IT'S one of life's perversions that when you are young, gorgeous and looking your best, you're usually at your poorest, struggling to pay the mortgage, forking out for the kids and trying to balance the books at home.
Having a decent car is low on the list of priorities, so, it's with great joy when you hit middle age and the kids have left home and your earnings are at their peak, that you can finally buy the car you've always wanted.
So, why do so many middle-aged men and women get it so horrendously wrong?
Instead of looking dashing, debonair and delightful, they buy a car wholly inappropriate, leaving them looking overweight, overpaid and undersexed.
Last weekend, I saw a bloke, and presumably his missus, driving along a country lane in the Pennines. He was at the wheel of a beautiful, late-nineties Mazda MX5.
I don't think he had the foggiest of just how ridiculous he looked.
He and his partner were in their early sixties.

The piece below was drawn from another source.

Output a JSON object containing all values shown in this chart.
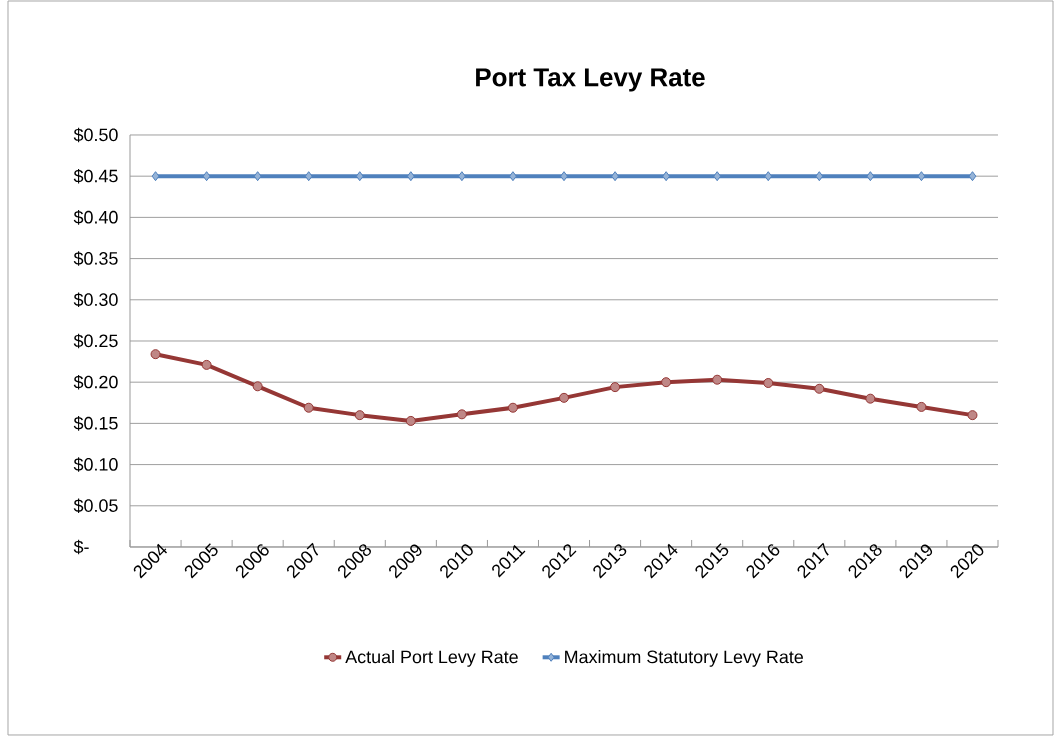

She wore an expression that said she really would rather have been at home watching Dr Zhivago. Instead, she was enduring a freezing, nostalgic drive to hell and back (the Derwent Valley actually.)
It was so cold a drip of water was hanging from her nose. The driver, on the other hand, wore a deluded look of youthful energy. What with the MX5 and the Viagra, I think he was hoping to make a night of it. I'm guessing.
And I think she had had the same dreadful thought. He just looked a little pathetic.
Don't get me wrong, I adore the Mazda MX5. It's in my top three cars of all time. And it is especially suited to young women and young men. It is not a car middle-aged men should be seen in. I'm all for old men pretending they are 25 again, but in an MG or a Morgan instead.
There's something more honest about having to grease a car's nippes before a drive. It's a stereotype, but some people suit stereotypes.
Far more distasteful are extra large middle-aged businessmen in their coupés; style-less blokes who look like they've just got off the sunbed and had a three-course lunch while they were there. With their black suits and buckled shoes, you can almost hear the right wing reactionary views coming from inside the car.
They are Radio 5 men who think that because they listened to a phone-in on immigration with Simon Mayo on the way to visit a client in Nantwich, they have a worthwhile opinion on most things.
More than stereotypes; they are clichés. In the main, they drive beautiful cars - Ford Cougars, Mercedes CLKs and 6 series beemers. But when they get out, you see the mullet hairstyle and the moustache that is so incongruous with the style of the car. They look like they tell people how virile they are. He probably thinks that the lap dancer he booked for his mate's stag do (second marriage, obviously) actually fancies him.
The look screams businessman and it screams of a vanity that they should long since have grown out of.
They are self-made men and as such don't owe anyone a jot.
Women who drive these cars are just as bad, with hardened faces that don't smile. They can't. If they do, their face will crack and it will be back to the surgeon for another nip and tuck.
They're trying to tell the world that they're successful and gorgeous. Well, one out of two ain't bad. And they judge their success by the amount of money they are wearing.
My problem is with the cars, too. So often they are sheep in wolves' clothing. I'd rather have a wolf in sheep's clothing. The coupés I'm talking about are too indulgent and self-centred. If I had that kind of money, I'd sooner have any 3 or 5 series beemer. Or the life-affirming Audi RS6.
All right, that last one is pricey. But the performance is akin to an injection of adrenaline straight to the heart and yet would only turn the most discerning of heads.
For me, the secret of good style is subtlety.
And, I am of course, just jealous. And desperate for the day that I don't feel forced to strap a car tidy to the back of the driver's seat.